A risky lead may still be useful. A catch-all corporate domain can hide a real buyer. Route based on risk instead of blocking too aggressively.
Invitations
For invitations, check deliverability before sending.
Recommended rules:
- Validate every invitee address in the array.
- Deduplicate normalized addresses.
- Verify each recipient.
- Block undeliverable recipients before sending.
- Warn the sender about risky or catch-all recipients.
- Log who invited whom and when.
This prevents wasted invites and confusing “I never got it” support tickets.
Bulk imports
For bulk imports, verify before campaigns.
Recommended rules:
- Validate CSV shape first.
- Normalize and deduplicate addresses.
- Batch verify the list before adding it to active sending segments.
- Suppress undeliverable and disposable addresses.
- Segment risky and unknown addresses for lower-volume testing or manual review.
- Store verification timestamps so you know when data went stale.
For large lists, validate syntax first.
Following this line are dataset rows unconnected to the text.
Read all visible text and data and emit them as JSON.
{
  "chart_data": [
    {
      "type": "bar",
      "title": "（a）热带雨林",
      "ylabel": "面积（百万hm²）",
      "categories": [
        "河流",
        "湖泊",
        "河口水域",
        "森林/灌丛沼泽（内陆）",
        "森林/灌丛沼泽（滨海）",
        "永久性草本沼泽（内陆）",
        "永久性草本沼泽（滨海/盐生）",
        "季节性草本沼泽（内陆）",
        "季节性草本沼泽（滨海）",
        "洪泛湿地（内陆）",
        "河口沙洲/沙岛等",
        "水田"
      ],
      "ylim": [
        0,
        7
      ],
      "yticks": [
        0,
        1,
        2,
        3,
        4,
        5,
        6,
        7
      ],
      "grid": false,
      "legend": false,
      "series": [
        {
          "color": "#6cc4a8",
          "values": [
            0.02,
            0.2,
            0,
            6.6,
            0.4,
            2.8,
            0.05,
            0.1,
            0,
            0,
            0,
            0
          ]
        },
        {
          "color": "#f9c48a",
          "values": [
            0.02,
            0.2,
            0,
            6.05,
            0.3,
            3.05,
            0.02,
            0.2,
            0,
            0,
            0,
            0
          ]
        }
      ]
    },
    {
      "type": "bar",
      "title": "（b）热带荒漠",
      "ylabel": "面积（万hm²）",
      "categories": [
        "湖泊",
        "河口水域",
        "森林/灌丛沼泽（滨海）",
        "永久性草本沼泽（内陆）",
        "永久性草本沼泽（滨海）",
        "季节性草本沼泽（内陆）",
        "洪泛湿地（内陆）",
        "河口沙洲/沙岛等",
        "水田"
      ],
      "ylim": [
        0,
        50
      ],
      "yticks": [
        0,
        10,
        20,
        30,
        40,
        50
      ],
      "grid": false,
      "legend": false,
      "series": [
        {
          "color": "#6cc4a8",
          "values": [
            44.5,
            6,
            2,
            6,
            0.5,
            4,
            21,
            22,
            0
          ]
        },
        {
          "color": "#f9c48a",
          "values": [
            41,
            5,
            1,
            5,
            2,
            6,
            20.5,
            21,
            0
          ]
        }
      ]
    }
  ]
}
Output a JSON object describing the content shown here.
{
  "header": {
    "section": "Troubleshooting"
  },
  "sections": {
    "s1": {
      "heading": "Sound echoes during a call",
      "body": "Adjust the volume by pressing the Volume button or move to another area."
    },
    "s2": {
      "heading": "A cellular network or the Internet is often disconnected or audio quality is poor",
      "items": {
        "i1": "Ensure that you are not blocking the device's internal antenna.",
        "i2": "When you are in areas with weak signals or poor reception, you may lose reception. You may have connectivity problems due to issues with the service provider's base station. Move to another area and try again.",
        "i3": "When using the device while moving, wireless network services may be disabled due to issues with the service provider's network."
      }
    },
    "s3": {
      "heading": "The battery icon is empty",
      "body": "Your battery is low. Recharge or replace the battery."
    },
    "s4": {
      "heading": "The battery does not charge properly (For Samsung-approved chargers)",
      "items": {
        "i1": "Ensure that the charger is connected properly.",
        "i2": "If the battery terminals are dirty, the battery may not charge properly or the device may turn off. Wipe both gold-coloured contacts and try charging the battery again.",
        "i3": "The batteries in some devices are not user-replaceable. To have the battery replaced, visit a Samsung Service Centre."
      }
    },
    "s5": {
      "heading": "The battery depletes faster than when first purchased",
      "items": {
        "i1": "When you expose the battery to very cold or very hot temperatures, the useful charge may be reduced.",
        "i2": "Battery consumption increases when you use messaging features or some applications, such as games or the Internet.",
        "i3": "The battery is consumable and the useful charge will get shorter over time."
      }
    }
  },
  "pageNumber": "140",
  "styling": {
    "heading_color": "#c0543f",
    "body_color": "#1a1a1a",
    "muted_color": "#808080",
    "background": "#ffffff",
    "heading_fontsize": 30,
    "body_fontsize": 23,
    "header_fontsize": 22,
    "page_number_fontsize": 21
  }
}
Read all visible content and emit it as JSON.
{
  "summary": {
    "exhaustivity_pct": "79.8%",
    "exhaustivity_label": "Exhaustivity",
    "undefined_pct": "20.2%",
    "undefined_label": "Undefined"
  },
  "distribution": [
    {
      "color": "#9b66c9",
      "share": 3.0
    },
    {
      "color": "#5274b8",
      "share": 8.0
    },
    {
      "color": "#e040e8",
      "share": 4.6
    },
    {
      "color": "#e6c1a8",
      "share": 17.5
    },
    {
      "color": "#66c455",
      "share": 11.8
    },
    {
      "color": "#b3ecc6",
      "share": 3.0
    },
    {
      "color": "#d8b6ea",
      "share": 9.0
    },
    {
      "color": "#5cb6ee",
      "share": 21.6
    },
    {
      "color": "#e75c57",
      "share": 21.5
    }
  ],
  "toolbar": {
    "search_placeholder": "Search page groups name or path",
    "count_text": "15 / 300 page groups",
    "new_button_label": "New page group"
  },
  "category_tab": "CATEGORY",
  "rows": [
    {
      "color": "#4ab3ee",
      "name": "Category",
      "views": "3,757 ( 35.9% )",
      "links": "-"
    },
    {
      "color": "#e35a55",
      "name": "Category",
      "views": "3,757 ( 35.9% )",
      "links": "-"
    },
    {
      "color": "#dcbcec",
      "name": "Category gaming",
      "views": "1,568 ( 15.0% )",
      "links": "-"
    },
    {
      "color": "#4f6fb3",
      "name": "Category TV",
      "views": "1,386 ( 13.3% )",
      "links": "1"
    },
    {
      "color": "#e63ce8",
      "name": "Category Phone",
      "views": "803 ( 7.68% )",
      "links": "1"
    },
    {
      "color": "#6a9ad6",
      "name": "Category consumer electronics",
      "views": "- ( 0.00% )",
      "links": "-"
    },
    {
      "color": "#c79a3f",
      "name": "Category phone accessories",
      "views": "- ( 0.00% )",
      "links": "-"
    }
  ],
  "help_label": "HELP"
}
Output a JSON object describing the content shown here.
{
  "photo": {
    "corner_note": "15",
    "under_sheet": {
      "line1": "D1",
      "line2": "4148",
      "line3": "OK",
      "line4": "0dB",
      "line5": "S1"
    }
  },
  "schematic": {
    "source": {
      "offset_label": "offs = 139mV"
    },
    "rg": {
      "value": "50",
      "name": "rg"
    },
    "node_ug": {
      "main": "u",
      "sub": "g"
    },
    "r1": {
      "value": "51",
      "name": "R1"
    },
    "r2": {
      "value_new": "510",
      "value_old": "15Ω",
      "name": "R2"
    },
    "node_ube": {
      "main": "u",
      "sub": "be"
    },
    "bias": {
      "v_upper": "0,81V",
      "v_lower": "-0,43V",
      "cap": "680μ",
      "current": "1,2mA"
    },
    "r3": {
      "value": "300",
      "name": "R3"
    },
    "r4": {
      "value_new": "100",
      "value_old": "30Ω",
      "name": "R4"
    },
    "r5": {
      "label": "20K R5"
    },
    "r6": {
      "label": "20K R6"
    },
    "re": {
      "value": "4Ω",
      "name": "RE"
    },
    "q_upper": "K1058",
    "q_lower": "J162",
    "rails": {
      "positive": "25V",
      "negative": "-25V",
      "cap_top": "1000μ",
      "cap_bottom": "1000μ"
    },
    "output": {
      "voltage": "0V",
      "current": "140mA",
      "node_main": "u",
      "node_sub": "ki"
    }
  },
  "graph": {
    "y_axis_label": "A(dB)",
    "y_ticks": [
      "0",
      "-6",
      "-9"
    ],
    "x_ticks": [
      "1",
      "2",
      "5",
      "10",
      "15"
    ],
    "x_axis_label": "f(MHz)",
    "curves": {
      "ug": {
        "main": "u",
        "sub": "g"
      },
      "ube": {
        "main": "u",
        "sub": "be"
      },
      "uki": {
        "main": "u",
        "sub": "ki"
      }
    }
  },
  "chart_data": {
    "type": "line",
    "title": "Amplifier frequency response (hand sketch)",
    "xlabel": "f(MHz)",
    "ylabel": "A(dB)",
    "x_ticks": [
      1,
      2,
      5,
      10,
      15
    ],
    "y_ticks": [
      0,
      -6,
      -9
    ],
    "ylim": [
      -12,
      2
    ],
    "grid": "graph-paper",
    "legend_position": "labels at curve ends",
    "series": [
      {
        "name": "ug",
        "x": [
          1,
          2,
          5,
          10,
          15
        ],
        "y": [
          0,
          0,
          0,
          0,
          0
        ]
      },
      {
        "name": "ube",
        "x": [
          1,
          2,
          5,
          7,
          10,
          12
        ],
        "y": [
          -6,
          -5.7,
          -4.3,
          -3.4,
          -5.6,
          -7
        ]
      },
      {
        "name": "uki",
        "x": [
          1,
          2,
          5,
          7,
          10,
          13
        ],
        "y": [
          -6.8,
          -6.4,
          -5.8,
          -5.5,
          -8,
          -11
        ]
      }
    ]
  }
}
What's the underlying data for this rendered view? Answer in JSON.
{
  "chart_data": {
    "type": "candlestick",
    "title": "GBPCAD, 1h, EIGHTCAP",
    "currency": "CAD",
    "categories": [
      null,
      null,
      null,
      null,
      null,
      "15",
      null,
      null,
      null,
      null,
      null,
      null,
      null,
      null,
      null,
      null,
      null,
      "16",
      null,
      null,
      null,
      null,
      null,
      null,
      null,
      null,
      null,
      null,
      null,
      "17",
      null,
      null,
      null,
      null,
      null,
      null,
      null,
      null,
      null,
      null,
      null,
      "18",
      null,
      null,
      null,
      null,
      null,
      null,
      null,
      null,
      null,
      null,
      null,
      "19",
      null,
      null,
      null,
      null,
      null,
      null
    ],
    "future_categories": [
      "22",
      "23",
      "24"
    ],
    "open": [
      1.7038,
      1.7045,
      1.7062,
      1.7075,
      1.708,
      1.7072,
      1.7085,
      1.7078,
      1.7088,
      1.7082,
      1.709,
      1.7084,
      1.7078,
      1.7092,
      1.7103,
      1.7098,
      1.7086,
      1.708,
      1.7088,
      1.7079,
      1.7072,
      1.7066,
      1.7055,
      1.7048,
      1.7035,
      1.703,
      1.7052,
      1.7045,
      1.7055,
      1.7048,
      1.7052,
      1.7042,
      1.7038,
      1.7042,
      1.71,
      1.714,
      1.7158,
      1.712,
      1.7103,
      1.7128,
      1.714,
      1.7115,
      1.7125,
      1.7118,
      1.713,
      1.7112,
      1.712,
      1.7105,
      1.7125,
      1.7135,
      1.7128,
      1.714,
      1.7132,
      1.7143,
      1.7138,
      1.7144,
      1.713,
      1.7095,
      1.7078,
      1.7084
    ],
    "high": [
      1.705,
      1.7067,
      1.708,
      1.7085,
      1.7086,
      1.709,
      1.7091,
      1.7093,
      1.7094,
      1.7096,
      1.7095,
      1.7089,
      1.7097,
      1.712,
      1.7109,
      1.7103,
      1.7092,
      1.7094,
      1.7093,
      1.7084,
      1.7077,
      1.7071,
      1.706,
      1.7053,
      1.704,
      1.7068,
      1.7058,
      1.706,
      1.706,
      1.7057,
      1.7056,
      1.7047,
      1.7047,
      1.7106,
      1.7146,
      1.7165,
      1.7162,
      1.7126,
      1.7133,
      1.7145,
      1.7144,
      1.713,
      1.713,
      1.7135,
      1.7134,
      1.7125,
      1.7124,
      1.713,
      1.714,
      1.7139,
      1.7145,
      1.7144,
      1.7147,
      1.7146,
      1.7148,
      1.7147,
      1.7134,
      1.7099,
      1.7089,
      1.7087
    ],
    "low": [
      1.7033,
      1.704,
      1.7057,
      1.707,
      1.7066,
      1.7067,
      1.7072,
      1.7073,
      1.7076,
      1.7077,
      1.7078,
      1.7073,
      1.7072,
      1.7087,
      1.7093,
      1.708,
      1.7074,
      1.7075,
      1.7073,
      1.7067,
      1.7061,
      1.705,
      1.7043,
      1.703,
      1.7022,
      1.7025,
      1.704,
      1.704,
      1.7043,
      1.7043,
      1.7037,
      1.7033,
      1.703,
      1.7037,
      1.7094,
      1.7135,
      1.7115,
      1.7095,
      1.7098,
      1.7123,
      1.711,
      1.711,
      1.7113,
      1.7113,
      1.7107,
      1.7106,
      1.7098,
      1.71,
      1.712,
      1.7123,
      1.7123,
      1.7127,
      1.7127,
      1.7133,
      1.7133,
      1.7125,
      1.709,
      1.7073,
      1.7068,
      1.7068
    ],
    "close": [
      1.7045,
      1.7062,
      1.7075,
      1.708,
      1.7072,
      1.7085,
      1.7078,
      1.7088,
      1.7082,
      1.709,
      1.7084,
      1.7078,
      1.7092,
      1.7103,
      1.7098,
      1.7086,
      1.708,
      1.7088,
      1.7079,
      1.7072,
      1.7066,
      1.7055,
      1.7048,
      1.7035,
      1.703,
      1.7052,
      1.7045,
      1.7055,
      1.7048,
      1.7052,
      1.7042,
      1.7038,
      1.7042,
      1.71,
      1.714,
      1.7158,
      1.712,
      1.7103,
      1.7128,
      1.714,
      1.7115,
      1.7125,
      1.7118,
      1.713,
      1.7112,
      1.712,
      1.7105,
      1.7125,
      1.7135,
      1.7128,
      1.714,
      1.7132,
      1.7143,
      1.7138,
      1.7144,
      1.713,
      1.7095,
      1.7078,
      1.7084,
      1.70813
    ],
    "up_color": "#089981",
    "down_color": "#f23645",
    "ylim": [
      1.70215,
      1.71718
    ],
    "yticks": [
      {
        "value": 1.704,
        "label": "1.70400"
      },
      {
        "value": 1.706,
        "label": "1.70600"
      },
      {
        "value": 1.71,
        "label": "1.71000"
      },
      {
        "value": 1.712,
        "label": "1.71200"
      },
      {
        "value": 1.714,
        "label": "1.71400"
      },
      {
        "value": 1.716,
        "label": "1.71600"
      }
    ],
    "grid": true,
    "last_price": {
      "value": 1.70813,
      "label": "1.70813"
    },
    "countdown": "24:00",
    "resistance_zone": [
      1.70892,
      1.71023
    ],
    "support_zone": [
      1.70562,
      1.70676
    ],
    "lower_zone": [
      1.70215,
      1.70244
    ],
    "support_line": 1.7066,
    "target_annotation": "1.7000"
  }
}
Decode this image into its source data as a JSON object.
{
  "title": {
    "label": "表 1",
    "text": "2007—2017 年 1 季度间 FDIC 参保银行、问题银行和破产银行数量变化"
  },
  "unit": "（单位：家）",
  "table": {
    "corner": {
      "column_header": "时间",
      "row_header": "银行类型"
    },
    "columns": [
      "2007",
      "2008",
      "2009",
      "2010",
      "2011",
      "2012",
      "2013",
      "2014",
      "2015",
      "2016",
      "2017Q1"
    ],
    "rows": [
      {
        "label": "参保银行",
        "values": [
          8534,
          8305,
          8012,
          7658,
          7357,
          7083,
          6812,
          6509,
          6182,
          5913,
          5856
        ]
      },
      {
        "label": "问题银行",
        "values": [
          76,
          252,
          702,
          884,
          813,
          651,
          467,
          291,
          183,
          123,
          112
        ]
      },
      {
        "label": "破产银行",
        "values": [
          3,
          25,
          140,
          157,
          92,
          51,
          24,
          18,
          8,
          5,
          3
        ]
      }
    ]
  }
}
Then verify deliverability. You avoid spending verification calls on rows that fail basic schema or import rules.
Internal admin tools
For internal tools, optimize for clarity and traceability.
Recommended rules:
- Use the same backend schema as public APIs.
- Show exact validation errors.
- Require confirmation before overriding risky or undeliverable results.
- Log manual overrides.
- Store the previous and new email values.
- Re-verify when an admin changes an email address.
Admins need enough context to make safe exceptions. Give them verdicts, reasons, timestamps, and audit logs.
JSON Schema gives you the first reliable gate: the payload is shaped correctly, and the email field looks like an email address. Real verification gives you the second gate: the address is likely safe to send to. Use both, in that order.